Questioning the role of relapses after the onset of secondary progressive disease begs the primary question (what is the effect of relapses on the total disease course?), but does raise the possibility that once one enters a progressive phase, the relative role of any subsequent relapses on overall disability (as measured in natural history cohorts) may be overshadowed by the disability accrued by the underlying process of progression. This reasonably raises the question as to whether the underlying process has changed from inflammatory to degenerative. However, this observation does not negate the benefits derived from disease-modifying therapies that reduce the rate of relapses (and accrual of fixed disability) in patients with relapsing forms of MS. Also, it is important to remember that not all sufferers of MS enter a progressive phase.

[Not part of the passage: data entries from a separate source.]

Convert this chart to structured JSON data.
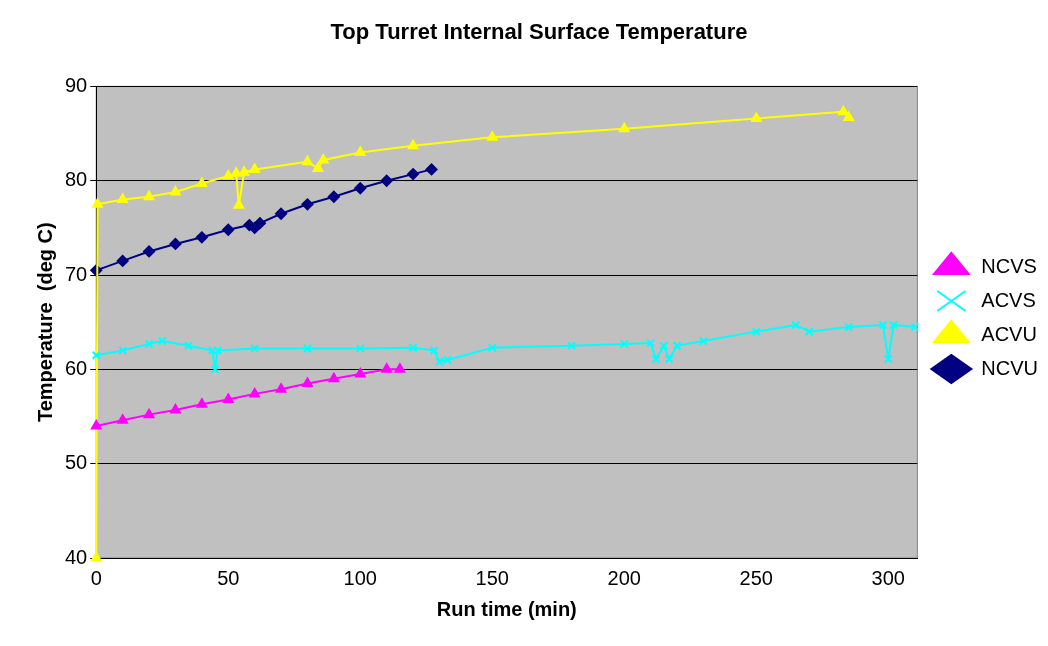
{
  "chart_data": {
    "type": "line",
    "title": "Top Turret Internal Surface Temperature",
    "xlabel": "Run time (min)",
    "ylabel": "Temperature  (deg C)",
    "xlim": [
      0,
      311
    ],
    "xticks": [
      0,
      50,
      100,
      150,
      200,
      250,
      300
    ],
    "ylim": [
      40,
      90
    ],
    "yticks": [
      40,
      50,
      60,
      70,
      80,
      90
    ],
    "grid": "y",
    "legend": "right",
    "line_style": "solid",
    "series": [
      {
        "name": "NCVS",
        "color": "#ff00ff",
        "marker": "triangle",
        "x": [
          0,
          10,
          20,
          30,
          40,
          50,
          60,
          70,
          80,
          90,
          100,
          110,
          115
        ],
        "values": [
          54,
          54.6,
          55.2,
          55.7,
          56.3,
          56.8,
          57.4,
          57.9,
          58.5,
          59,
          59.5,
          60,
          60
        ]
      },
      {
        "name": "ACVS",
        "color": "#00ffff",
        "marker": "cross",
        "x": [
          0,
          10,
          20,
          25,
          35,
          44,
          45,
          46,
          60,
          80,
          100,
          120,
          128,
          130,
          133,
          150,
          180,
          200,
          210,
          212,
          215,
          217,
          220,
          230,
          250,
          265,
          270,
          285,
          298,
          300,
          302,
          310
        ],
        "values": [
          61.5,
          62,
          62.7,
          63,
          62.5,
          62,
          60,
          62,
          62.2,
          62.2,
          62.2,
          62.3,
          62,
          60.8,
          61,
          62.3,
          62.5,
          62.7,
          62.8,
          61.1,
          62.5,
          61.1,
          62.5,
          63,
          64,
          64.7,
          64,
          64.5,
          64.7,
          61.1,
          64.7,
          64.5
        ]
      },
      {
        "name": "ACVU",
        "color": "#ffff00",
        "marker": "triangle",
        "x": [
          0,
          0.5,
          10,
          20,
          30,
          40,
          50,
          53,
          54,
          56,
          60,
          80,
          84,
          86,
          100,
          120,
          150,
          200,
          250,
          283,
          285
        ],
        "values": [
          40,
          77.5,
          78,
          78.3,
          78.8,
          79.7,
          80.5,
          80.8,
          77.4,
          80.9,
          81.2,
          82,
          81.3,
          82.2,
          83,
          83.7,
          84.6,
          85.5,
          86.6,
          87.3,
          86.7
        ]
      },
      {
        "name": "NCVU",
        "color": "#000080",
        "marker": "diamond",
        "x": [
          0,
          10,
          20,
          30,
          40,
          50,
          58,
          60,
          62,
          70,
          80,
          90,
          100,
          110,
          120,
          127
        ],
        "values": [
          70.5,
          71.5,
          72.5,
          73.3,
          74,
          74.8,
          75.3,
          75,
          75.5,
          76.5,
          77.5,
          78.3,
          79.2,
          80,
          80.7,
          81.2
        ]
      }
    ]
  }
}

Although some natural history studies suggest no significant effect of relapses on subsequent development of disability once patients enter a progressive phase, ¹³ more recent data, collected prospectively, from clinical trials in progressive disease suggest otherwise. In both the clinical trial of glatiramer acetate in primary progressive MS (PROMISE Study) and rituximab in primary progressive MS (OLYMPUS Study), subjects with gadolinium-enhanced lesions (an MRI counterpart of a relapse) developed disability at a more rapid rate than those without, irrespective of treatment arm.^{14, 15} A recent analysis of the subjects in the PROMISE trial who had on-study relapses (and thus switched from primary progressive to progressive relapsing MS) showed that those who had relapses developed disability faster than those who did not. ¹⁶

In the end, are we really disagreeing or rather looking at two different issues? I suspect the latter. Relapses have physical, emotional and economic consequences, leading to hospitalization, courses of high-dose corticosteroids, time away from work and family, and secondary medical complications from the neurologic deficits or the therapy such as infection, pain, skin breakdown, and falls. ⁷ However, the relative role of the relapse has been demeaned in the natural history cohort rather than drawing the more reasonable conclusion, supported by most studies, that in early disease the relapse is responsible for the majority of the worsening seen and that once the progressive phase sets in, that process, as measured in natural history cohorts, becomes the dominant factor in worsening. This is not amnesia; no one using a cane years earlier is ignoring that event or the role of subsequent events that lead to earlier disability. Rather, the sooner one reaches a disability threshold, no matter what the mechanism, the longer they will have spent in a disabled state.